In [None]:
# Imports
import numpy as np
import pandas as pd
import matplotlib.pyplot as plt
from sklearn.preprocessing import StandardScaler
from sklearn.cluster import KMeans

wine = pd.read_csv('https://s3.us-east-1.amazonaws.com/General_V88/boomyeah2015/codingdojo/curriculum/content/chapter/1613254703__modified_wine.csv')
df = wine[['malic_acid', 'flavanoids']]
df.head()

In [None]:
# Instantiate Standard Scaler
scaler = StandardScaler()
# Fit & transform data.
scaled_df = scaler.fit_transform(df)

### KMeans  
One of the drawbacks of the KMeans algorithm is that there is no clear way to determine how many clusters to use. In the graph below,
we can visually check how many clusters we think we should have since our data is only 2-dimensional.

### Note: KMeans can fit on any number of columns!  
In this example we are only fitting on two columns for the purpose of plotting, however, realistically, most of the data we work with will be
multi-dimensional. If possible, we can use domain knowledge or work with a subject matter expert to determine which features we

should include and how many clusters are reasonable.
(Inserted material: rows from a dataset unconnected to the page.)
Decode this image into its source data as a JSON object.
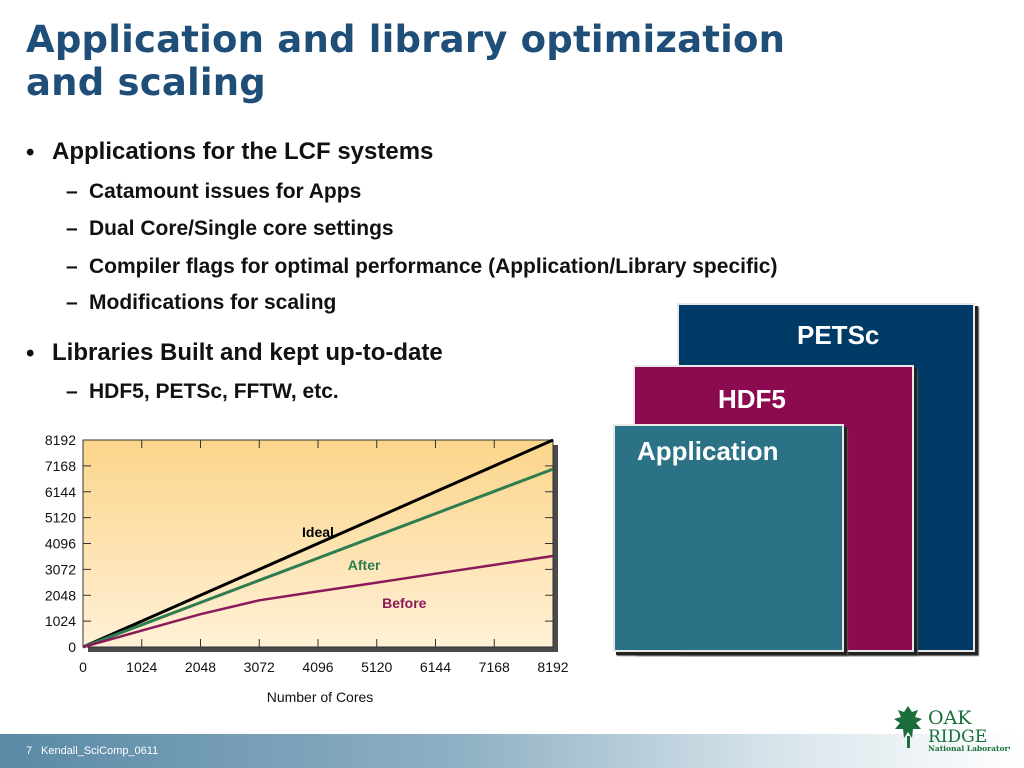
{
  "title_lines": [
    "Application and library optimization",
    "and scaling"
  ],
  "bullets": {
    "apps": {
      "label": "Applications for the LCF systems",
      "subs": [
        "Catamount issues for Apps",
        "Dual Core/Single core settings",
        "Compiler flags for optimal performance (Application/Library specific)",
        "Modifications for scaling"
      ]
    },
    "libs": {
      "label": "Libraries Built and kept up-to-date",
      "subs": [
        "HDF5, PETSc, FFTW, etc."
      ]
    },
    "bullet_glyph": "•",
    "dash_glyph": "–"
  },
  "stack": {
    "petsc": {
      "label": "PETSc",
      "color": "#003a66"
    },
    "hdf5": {
      "label": "HDF5",
      "color": "#8b0a50"
    },
    "application": {
      "label": "Application",
      "color": "#2b7286"
    }
  },
  "chart_data": {
    "type": "line",
    "x": [
      0,
      1024,
      2048,
      3072,
      4096,
      5120,
      6144,
      7168,
      8192
    ],
    "xlabel": "Number of Cores",
    "ylabel": "",
    "xlim": [
      0,
      8192
    ],
    "ylim": [
      0,
      8192
    ],
    "xticks": [
      "0",
      "1024",
      "2048",
      "3072",
      "4096",
      "5120",
      "6144",
      "7168",
      "8192"
    ],
    "yticks": [
      "0",
      "1024",
      "2048",
      "3072",
      "4096",
      "5120",
      "6144",
      "7168",
      "8192"
    ],
    "series": [
      {
        "name": "Ideal",
        "color": "#000000",
        "values": [
          0,
          1024,
          2048,
          3072,
          4096,
          5120,
          6144,
          7168,
          8192
        ]
      },
      {
        "name": "After",
        "color": "#2e7d4f",
        "values": [
          0,
          880,
          1760,
          2640,
          3520,
          4400,
          5280,
          6160,
          7040
        ]
      },
      {
        "name": "Before",
        "color": "#8b1a5a",
        "values": [
          0,
          650,
          1300,
          1850,
          2200,
          2550,
          2900,
          3250,
          3600
        ]
      }
    ],
    "grid": false,
    "background": "gradient from #fbd58a (top) to #fff0d6 (bottom)"
  },
  "footer": {
    "page": "7",
    "label": "Kendall_SciComp_0611"
  },
  "logo": {
    "line1": "OAK",
    "line2": "RIDGE",
    "line3": "National Laboratory",
    "color": "#1a6e3a"
  }
}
We can also use scores such as the Silhouette Score to determine how well-
defined our clusters are -- more on this later.

In [None]:
# Visualize data
plt.scatter(df['malic_acid'], df['flavanoids'])
plt.xlabel('Malic Acid')
plt.ylabel('Flavanoids');

In [None]:
# Instantiate KMeans
kmeans = KMeans(n_clusters = 2)
kmeans.fit(scaled_df)
# Save the cluster labels to the dataframe
df['cluster'] = kmeans.labels_
# Visualize the clusters
plt.scatter(df['malic_acid'], df['flavanoids'], c = df['cluster'])
plt.xlabel('Malic Acid')
plt.ylabel('Flavanoids')
plt.title('Clusters of Wine Varieties');

In [None]:
# Nice! We've just used the KMeans algorithm to cluster our data into two different groups of wine! Something important to note is that you
# may occasionally get data points in unexpected clusters (like the two yellow points in the graph above that appear to fit better in the
# purple cluster). This can happen because of the random initialization of the centroids in the algorithm!